Но нас эвакуировали в Пятигорск. У меня была справка, что я учусь на третьем курсе мединститута. Мы только после третьего курса должны были пойти на первую врачебную практику. В Пятигорске я сразу попадаю в госпиталь и, представьте себе, — сразу сто сорок тяжелораненых.

Не хватало крови. Ты ложишься на один стол, раненый — на другом. И прямое переливание крови. Четыреста граммов надо. Встанешь, тебе дадут два стакана какао и кусок белого хлеба. Подкрепишься немного и идешь работать. Один раз я выпила какао, съела этот кусочек хлеба и поднимаюсь идти, а у меня все поплыло перед глазами. Мы сутками не спали.

Но это все равно был не фронт. А я хотела на фронт. Мне хотелось быть похожей на своих родителей. Мой любимый снимок, где папа и мама в кожаных куртках. Они были необыкновенные люди. Я же вам говорила: они всю гражданскую войну вместе прошли. И я там родилась. На одной войне родилась, к другой успела подрасти.»

У войны не женское лицо

Софья Михайловна Кригель, старший сержант, снайпер:

«В декабре сорок третьего года нашу кабельную роту расформировали. Всех девчонок отправляли домой, но я услышала, что под Москвой есть снайперская школа. И когда меня взывали, сказала, что никуда не поеду, что должна взять винтовку в руки и пойти на передовую. Остальное все — чепуха. Телефон, например, есть телефон. А я должна взять оружие в руки и мстить сама. Я уже знала, что у меня никого из родных не осталось. Моей мамы нет.

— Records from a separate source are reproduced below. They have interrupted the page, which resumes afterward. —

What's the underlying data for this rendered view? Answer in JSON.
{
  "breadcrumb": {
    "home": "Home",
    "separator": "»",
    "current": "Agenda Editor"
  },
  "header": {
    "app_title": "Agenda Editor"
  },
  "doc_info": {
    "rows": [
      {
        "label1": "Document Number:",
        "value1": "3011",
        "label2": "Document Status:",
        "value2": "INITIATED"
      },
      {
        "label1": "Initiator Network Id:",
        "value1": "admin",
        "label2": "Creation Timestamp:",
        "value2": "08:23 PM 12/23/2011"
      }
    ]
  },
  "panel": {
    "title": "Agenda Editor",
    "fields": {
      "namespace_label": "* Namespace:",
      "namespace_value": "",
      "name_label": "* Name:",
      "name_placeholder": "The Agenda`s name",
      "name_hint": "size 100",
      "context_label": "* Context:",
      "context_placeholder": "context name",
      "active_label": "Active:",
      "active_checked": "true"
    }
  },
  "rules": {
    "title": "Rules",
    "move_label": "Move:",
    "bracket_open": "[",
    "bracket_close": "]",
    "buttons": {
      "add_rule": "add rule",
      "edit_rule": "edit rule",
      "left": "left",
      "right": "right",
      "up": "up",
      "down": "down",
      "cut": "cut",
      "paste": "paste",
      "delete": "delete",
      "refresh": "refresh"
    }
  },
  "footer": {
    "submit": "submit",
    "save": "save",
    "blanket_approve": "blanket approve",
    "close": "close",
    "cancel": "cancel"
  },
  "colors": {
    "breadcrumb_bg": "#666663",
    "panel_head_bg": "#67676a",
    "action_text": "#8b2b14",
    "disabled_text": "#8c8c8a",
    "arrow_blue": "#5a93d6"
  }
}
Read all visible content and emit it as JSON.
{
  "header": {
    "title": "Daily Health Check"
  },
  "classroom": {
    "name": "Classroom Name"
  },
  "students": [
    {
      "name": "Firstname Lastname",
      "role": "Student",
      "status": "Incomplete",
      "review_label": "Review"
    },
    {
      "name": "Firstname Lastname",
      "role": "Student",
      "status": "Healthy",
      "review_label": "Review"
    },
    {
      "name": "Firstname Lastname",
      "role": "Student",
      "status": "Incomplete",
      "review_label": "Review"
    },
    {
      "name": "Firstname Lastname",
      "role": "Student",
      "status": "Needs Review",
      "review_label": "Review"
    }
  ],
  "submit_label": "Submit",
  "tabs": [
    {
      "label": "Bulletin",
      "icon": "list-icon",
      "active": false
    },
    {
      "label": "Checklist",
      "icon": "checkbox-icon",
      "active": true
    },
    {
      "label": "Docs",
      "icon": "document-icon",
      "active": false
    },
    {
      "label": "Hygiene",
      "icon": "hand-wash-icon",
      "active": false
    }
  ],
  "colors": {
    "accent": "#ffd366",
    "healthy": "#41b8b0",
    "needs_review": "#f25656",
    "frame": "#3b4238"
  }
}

Направили меня в снайперскую школу, и я ее окончила на „отлично“. Сегодня окончила, а завтра пошла проситься на фронт, потому что всех отправляли, а меня хотели оставить инструктором в школе. А я даже такой мысли не допускала.»

Евгения Сергеевна Сапронова, гвардии сержант, авиамеханик, уходила на фронт из родного города Елец. Тот день ей запомнился на всю жизнь:

«Я просила маму: только не надо плакать. Это было не ночью, но было темно, и стоял сплошной вой. Они не плакали, наши матери, провожавшие своих дочерей, они выли. Но моя мама не плакала, она стояла, как каменная. Но разве ей не было жалко меня? Она держалась, она боялась, чтоб я не заревела. Я же была маменькина дочка, меня дома баловали. А ту постригли под мальчика, только маленький чубчик оставили. Они с отцом меня не пускали, а я только одним жила: на фронт, на фронт, на фронт! Вот эти плакаты, которые сейчас висят в музее: „Родина-мать зовет!“, „Что ты сделал для фронта?“ — на меня, например, очень действовали. Я решила, что здесь, в тылу, могут остаться женщины постарше, а я все-таки должна пойти на фронт.

К концу войны у нас вся семья воевала. Отец, мама, сестра — они стали железнодорожниками. Они шли сразу за фронтом и восстанавливали дорогу. Медаль „За победу“ у нас получили все: отец, мама, сестра и я.»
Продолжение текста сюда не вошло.